Legislation seeking “educational gag orders” is still gaining traction in various states, according to PEN America, a nonprofit advocating for freedom of expression that tracks bills limiting discussions on gender, race or divisive topics in K-12 schools.
“It’s just one more thing that would encourage an educator to find a different career,” Sharkey said.
The bills largely stems from conservative fears that critical race theory is being taught in the classroom, though it’s actually not taught in K-12 schools, according to a new study by researchers at the University of California, Los Angeles and the University of California, San Diego. In fact, CRT is a university-level theory tied to legal studies and education research, the study said.
A network of conservative organizations has encouraged local anti-CRT actions that have impacted 894 school districts representing 35% of all K-12 students, according to the UCLA-UCSD study.

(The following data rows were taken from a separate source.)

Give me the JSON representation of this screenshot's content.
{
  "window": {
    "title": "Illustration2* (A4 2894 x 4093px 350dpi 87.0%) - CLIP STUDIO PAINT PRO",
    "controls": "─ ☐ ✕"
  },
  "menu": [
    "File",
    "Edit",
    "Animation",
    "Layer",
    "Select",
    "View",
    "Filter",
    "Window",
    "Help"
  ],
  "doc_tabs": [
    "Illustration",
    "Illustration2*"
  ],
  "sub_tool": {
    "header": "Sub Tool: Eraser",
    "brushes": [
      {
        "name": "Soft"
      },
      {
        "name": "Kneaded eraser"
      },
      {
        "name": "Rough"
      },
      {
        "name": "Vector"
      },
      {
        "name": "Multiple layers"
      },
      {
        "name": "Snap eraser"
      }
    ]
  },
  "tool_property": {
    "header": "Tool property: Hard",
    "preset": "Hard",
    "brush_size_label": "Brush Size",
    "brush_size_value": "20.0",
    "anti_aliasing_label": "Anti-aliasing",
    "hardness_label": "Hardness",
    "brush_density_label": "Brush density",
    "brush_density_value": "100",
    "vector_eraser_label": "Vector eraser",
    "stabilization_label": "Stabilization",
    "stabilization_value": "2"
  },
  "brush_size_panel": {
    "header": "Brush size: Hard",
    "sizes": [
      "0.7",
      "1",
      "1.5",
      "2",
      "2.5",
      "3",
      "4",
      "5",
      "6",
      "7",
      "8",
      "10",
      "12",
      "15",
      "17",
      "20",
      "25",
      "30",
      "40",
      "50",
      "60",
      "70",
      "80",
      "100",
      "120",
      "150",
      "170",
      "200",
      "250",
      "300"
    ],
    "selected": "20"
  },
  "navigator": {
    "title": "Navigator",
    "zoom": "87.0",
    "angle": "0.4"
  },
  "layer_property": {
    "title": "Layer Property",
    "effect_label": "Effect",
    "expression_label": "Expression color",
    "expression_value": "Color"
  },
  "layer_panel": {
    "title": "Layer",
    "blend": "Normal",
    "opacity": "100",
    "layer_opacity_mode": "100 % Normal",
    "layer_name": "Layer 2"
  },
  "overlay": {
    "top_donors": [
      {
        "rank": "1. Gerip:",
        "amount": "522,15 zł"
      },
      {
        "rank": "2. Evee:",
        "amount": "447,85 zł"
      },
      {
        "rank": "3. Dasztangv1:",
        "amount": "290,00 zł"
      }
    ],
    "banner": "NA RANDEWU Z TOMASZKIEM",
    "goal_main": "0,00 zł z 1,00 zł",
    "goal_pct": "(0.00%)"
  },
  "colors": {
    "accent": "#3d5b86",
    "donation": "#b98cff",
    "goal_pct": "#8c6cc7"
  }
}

Instead of proposing and passing laws that limit what teachers can discuss in a classroom, politicians should be looking for ways to help support teachers and prevent more from leaving by focusing on increasing their pay, said Jonah Edelman, executive officer of Stand for Children.
In 2021, discussion of teacher pay gained traction in state legislatures where many bills sought to improve educator salaries.
“What should be happening is politicians should be talking about how to address the existing shortage of teachers by paying teachers more and respecting them as professionals and supporting them in their craft,” Edelman said. “It’s clear there’s already a really concerning risk of a teacher exodus, which politicians are making demonstrably worse with these attacks.”